Karhutla di Koltim, Polda Sultra Turun Tangan

  • Bagikan
Upaya Pemadaman Kebakaran Lahan di Kolaka Timur. (Foto Andar YGateNews.Id)

GATENEWS – KOLAKA TIMUR: Upaya memadamkan kebakaran hutan dan lahan di wilayah Kolaka Timur terus dilakukan. Tak terkecuali langkah yang diambil Satgas Ops Bina Karuna Anoa Polda Sulawesi Tenggara.

Desa Tinondo, Kecamatan Lalolae, Kabupaten Kolaka Timur menjadi lokasi kebakaran lahan gambut yang masih diupayakan untuk dipadamkan dengan pengerahan personel satgas yang dibentuk Polda Sultra.

Gabungan Anggota Satgas Ops Bina Karuna II Anoa, Manggala Agni, dan personel Polres Kolaka yang dipimpin Kabag Binops Direktorat Binmas Polda Sultra, AKBP Arief Gunawan berupaya memadamkan api yang menjalar di lahan gambut, Jumat (20/9/19).

“Lokasi yang terbakar merupakan areal lahan gambut dan bagian dari perkebunan sawit,” terang AKBP Arief yang juga bertindak sebagai Wakaopsda.

Angin kencang menjadi penyebab api cepat membesar dan melahap lahan gambut, sehingga personel kepolisian terus siaga dan menetap di lokasi.

AKBP Arief menjelaskan hingga kini personel Satgas Ops Bina Karuna yang ditempatkan di lokasi sebanyak 30 personel dan telah berada di sana selama lima hari untuk melakukan pemadaman di beberapa titik api yang telah dideteksi.

Namun, kendala teknis berupa peralatan yang kurang memadai rupanya menjadi hambatan bagi personel saat bersama dengan Satgas Manggala Agni. Selang untuk memadamkan api yang tidak dapat menjangkau sumber api dan cukup jauh dari kanal air menjadi sandungan.

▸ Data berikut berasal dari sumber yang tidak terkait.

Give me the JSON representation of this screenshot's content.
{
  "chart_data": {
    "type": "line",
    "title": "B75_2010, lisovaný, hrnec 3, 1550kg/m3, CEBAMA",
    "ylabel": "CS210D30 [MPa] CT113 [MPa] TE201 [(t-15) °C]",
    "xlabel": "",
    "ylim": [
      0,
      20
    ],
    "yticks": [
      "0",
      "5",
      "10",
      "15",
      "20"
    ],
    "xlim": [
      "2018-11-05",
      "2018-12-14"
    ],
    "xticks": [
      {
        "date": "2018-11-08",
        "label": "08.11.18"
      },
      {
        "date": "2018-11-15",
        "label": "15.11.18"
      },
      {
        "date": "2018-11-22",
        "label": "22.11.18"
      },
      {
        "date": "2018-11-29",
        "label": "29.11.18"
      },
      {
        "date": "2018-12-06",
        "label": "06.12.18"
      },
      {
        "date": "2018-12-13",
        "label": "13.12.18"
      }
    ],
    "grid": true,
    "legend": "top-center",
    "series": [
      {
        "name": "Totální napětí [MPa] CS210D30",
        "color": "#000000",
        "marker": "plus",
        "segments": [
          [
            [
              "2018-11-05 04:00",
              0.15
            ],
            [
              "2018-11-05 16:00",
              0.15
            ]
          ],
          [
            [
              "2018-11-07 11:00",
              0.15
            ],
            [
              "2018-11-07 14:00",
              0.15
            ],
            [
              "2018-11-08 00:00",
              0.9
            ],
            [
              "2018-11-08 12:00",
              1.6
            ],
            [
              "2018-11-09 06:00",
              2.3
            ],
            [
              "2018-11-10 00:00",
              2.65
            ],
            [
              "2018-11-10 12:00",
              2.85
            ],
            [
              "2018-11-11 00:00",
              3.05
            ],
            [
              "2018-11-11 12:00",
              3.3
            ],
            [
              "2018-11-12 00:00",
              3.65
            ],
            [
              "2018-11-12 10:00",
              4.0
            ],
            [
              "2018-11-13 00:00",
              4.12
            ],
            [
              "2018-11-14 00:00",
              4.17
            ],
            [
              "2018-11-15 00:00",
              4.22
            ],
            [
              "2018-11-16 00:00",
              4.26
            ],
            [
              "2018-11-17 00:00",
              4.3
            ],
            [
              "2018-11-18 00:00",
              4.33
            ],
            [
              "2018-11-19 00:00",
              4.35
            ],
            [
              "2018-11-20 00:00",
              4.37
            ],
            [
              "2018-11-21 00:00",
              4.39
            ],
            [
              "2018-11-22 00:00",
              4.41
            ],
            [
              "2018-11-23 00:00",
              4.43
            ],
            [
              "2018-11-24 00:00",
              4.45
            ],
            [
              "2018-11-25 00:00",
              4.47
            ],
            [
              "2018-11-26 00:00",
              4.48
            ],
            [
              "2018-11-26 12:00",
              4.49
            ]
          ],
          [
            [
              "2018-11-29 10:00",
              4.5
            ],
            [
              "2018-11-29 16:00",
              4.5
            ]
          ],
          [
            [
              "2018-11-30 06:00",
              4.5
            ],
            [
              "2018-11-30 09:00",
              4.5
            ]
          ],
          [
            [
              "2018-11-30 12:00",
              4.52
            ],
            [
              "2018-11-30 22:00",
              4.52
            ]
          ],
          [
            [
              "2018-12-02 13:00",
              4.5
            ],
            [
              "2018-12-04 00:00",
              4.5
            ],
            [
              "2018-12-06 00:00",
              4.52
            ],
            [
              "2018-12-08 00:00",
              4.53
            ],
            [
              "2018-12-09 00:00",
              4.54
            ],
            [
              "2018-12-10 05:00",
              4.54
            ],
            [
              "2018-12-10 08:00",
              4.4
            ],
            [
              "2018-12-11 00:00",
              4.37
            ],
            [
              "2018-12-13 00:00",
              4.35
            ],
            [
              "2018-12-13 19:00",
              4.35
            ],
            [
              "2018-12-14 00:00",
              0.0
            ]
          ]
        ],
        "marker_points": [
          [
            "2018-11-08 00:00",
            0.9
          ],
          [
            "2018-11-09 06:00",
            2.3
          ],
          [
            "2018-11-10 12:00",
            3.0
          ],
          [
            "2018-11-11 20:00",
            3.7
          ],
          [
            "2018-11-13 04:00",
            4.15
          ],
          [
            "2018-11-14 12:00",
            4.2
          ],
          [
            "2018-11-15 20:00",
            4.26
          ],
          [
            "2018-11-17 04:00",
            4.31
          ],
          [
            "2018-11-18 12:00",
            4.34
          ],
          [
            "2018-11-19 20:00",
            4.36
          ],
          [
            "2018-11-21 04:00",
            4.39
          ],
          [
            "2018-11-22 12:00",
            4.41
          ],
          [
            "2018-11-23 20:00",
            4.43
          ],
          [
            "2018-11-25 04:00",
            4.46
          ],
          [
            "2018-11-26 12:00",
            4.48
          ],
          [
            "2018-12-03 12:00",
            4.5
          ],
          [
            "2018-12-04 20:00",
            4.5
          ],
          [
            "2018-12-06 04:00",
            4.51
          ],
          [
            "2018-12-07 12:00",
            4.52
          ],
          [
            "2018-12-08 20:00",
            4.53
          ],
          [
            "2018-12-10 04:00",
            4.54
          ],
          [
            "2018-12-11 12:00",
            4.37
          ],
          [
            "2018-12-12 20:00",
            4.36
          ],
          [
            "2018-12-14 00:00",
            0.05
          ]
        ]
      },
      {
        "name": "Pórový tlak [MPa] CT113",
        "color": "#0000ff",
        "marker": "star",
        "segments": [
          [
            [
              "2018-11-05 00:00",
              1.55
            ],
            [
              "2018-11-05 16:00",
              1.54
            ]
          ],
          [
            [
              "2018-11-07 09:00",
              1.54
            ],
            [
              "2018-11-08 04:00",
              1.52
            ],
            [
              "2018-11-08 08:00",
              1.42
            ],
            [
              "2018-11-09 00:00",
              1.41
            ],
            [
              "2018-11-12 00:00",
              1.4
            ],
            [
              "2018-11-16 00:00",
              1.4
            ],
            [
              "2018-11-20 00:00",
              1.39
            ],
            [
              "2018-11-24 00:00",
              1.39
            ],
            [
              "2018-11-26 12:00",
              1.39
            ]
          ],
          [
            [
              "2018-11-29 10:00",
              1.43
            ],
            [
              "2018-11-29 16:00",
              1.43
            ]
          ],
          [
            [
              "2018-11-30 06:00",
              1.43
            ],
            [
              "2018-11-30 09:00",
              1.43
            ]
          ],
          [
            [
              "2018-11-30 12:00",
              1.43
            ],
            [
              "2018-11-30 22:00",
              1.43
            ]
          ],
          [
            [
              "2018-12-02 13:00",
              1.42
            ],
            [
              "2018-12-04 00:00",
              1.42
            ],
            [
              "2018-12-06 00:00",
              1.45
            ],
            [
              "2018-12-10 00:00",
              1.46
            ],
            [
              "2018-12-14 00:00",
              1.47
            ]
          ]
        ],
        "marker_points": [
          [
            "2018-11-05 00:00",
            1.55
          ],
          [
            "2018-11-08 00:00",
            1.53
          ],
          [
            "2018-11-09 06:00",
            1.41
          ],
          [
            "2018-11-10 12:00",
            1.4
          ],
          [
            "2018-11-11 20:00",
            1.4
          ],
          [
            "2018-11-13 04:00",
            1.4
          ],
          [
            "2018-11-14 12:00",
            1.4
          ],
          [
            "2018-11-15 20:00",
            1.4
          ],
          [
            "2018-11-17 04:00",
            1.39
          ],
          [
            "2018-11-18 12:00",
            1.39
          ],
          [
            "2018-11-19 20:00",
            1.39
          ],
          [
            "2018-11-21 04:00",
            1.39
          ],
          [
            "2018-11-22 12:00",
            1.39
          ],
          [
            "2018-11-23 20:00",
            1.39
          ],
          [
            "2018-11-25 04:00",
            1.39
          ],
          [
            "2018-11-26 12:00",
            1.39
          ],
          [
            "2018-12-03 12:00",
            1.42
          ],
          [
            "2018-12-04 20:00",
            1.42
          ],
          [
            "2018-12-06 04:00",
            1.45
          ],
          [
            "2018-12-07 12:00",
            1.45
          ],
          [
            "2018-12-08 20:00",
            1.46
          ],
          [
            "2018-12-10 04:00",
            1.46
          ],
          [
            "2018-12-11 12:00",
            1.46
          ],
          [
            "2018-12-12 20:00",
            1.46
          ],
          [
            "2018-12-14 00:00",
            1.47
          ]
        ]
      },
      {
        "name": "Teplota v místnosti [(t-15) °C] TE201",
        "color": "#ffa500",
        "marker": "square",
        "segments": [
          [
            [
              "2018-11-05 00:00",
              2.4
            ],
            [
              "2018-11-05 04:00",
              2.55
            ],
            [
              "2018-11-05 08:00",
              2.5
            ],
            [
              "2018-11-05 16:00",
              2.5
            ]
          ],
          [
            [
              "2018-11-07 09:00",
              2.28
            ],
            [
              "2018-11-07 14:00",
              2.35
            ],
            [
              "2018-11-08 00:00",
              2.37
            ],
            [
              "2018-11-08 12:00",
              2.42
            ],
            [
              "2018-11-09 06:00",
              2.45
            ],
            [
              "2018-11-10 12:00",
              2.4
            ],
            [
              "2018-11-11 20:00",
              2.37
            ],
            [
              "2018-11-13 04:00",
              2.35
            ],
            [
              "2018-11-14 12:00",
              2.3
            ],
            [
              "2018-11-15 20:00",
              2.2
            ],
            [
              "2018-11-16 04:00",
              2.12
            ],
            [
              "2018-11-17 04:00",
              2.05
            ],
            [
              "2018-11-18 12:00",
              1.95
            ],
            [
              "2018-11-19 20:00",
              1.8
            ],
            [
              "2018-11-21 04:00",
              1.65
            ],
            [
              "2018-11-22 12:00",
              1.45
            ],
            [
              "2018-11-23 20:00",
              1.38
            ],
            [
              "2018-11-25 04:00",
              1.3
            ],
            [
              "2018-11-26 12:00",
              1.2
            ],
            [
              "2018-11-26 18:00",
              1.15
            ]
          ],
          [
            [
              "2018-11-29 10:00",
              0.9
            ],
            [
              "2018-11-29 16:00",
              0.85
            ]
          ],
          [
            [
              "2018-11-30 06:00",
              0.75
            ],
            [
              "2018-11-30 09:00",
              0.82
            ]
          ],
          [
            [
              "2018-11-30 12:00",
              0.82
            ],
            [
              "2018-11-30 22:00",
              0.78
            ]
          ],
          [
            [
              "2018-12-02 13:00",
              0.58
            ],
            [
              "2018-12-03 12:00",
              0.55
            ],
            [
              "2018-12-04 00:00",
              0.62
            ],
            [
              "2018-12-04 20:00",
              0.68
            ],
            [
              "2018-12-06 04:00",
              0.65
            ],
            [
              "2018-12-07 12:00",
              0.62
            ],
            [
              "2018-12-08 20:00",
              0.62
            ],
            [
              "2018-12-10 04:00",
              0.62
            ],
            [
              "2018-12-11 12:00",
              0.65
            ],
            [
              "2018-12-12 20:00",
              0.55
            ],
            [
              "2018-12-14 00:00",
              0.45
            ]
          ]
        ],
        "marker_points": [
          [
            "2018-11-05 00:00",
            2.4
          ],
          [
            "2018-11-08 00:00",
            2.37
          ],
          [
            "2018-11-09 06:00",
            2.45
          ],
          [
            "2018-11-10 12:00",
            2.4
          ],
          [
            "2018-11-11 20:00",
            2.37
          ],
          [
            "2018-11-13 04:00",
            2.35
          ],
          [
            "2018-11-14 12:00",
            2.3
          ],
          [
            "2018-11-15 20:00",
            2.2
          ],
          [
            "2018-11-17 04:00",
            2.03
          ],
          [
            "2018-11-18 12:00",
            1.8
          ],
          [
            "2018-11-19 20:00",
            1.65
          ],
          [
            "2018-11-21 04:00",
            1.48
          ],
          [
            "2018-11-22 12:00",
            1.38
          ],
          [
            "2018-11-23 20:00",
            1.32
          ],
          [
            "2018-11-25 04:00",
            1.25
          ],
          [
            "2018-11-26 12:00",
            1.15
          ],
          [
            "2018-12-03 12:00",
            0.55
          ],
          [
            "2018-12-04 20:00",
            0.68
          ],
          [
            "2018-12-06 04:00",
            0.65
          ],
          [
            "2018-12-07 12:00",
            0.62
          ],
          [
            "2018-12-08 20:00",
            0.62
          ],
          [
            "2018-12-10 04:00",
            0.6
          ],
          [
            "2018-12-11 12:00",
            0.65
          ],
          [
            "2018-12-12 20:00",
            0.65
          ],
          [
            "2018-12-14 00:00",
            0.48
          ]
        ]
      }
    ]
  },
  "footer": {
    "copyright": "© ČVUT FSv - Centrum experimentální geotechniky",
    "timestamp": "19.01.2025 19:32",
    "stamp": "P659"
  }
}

“Hotspot atau titik api, tidak bisa dijangkau oleh sumber air yang letaknya cukup jauh, panjang selangnya hanya 100 meter saja. Upaya yang dilakukan hanya melokalisir agar tidak melebar ke pekarangan dan lahan warga,” terangnya.

Sejauh ini perlengkapan dan peralatan untuk pemadaman serta kendaraan operasional disiapkan Satgas Manggala Agni Sultra dan Satgas Ops Bina Karuna.

Kendala lain, belum maksimalnya peran pemerintah setempat melalui BPBD Kolaka Timur Serta Satgas Manggala Agni Daops Sultra dalam upaya pemadaman di lahan yang berada di wilayah perkebunan sawit perusahaan.

Terik matahari semakin mendukung lahan mudah dilalap api. Para personel juga harus berjalan kaki sejauh 2 km hingga ke lokasi kebakaran.

“Sejauh ini dampaknya kabut asap dari kebakaran mengganggu masyarakat di Kecamatan Lalolae. Efeknya cukup signifikan, sudah ada yang terkena ISPA,” kata AKBP Arief.

Selain memadamkan api, antisipasi dan langkah pencegahan dilakukan personel Ops Bina Karuna dengan melakukan penyuluhan terutama kepada warga di sekitar hutan agar tidak membuka lahan dengan cara melakukan pembakaran.